Remember Avandia? At one point this was in the race for SCC treatment/chemoprotection. This was not a new drug and many people have taken it you would have expected that is should have been safe! This is a big problem with a lot of chemoprotectants.
Pretty much any drug has side effects, ultimately this depends on the risk vs beenefit. For that you either want old drugs that have been around for a long time and/or large and long term studies. (The effects if they exist at all unlikely to be huge).
Unless one NEEDS drugs for a good reason, stay away from them, it still is not candy. In that respect I find the drug commercials unbelievable.
The better a drug/treatment is established with documented trials the more you can believe it. This does not necessarily mean a US trial (in my view ... the funding of the FDA being one reason). But it is fair to say that even if stuff was not developed here, it will get here simply because here is a huge market that no sane pharmceutical industry will ignore. There are exception to this for political/religious reasons (stem cells amongst others) or there are simply too few cases. The other problem is that unless a drug is approved for a specific use the insurance will not pay for it, example being Celebrex as an adjuvant for SCC (radiosensitizer/chemoprotectant). This is currently being studied (Phase I believe). You can argue that this is too soon to be used.

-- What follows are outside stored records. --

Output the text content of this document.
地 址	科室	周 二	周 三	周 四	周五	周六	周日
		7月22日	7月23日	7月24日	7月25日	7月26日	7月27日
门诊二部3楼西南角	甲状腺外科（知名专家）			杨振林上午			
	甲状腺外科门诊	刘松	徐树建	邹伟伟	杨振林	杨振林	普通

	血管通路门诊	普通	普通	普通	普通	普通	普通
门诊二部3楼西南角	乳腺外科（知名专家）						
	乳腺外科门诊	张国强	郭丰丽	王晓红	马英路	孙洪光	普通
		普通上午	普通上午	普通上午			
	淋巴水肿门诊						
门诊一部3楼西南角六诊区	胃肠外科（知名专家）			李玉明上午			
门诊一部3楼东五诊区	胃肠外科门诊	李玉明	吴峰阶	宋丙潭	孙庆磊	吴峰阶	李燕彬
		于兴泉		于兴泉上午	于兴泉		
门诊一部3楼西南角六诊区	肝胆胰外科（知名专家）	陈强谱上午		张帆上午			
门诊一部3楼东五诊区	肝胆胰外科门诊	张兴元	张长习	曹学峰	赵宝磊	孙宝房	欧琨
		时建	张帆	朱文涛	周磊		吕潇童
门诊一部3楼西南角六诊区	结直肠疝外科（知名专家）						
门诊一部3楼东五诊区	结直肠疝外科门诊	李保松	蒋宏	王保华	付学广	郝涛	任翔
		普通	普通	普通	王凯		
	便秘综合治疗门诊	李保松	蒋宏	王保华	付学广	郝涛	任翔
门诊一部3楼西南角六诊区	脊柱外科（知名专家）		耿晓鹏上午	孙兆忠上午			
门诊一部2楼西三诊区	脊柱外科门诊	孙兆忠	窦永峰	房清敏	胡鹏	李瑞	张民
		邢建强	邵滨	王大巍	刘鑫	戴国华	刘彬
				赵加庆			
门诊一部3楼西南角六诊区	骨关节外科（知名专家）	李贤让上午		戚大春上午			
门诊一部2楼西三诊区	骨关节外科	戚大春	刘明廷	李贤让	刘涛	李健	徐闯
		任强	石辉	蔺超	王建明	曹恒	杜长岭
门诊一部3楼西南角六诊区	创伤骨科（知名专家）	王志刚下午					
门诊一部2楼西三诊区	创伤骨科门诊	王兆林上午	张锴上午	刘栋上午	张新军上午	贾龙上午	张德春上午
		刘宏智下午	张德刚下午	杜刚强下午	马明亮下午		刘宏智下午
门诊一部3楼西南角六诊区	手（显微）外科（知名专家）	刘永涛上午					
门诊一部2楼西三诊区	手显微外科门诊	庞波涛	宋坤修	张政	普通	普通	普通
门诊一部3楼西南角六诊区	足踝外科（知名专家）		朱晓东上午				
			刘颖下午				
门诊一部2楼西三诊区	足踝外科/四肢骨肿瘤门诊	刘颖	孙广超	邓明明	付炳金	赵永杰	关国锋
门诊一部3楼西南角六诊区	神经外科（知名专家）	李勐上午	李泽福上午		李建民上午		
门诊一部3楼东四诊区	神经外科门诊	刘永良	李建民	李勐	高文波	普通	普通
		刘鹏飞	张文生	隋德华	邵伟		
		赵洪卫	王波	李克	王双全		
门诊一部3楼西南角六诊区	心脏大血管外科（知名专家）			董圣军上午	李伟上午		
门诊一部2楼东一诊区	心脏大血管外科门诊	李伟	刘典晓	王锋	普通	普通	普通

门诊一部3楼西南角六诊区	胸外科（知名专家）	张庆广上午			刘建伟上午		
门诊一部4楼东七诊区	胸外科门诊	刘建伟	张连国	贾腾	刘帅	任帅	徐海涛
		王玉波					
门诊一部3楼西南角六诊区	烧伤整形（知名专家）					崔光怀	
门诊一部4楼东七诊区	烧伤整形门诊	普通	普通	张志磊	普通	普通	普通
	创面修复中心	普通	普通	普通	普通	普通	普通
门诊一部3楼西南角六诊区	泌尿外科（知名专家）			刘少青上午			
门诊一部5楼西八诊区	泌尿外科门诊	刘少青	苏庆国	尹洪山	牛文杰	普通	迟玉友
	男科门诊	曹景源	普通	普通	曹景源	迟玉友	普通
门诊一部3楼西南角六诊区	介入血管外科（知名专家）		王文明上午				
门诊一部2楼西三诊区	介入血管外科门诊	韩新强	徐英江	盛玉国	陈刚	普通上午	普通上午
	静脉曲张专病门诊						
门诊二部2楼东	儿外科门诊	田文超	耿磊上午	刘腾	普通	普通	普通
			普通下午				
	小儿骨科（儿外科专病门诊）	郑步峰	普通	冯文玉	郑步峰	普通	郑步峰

However, I would be really very apprehensive to leave a developed country to get a poorly documented, not regulated treatment for which the claims do not have be related to fact and which you have to pay yourself. BTW I am not xenophobic.
If the treatment fails and the patient dies.... would this be made public here, or would this just end up on a website? On the other hand remember the gene therapy death at UPenn in 1999?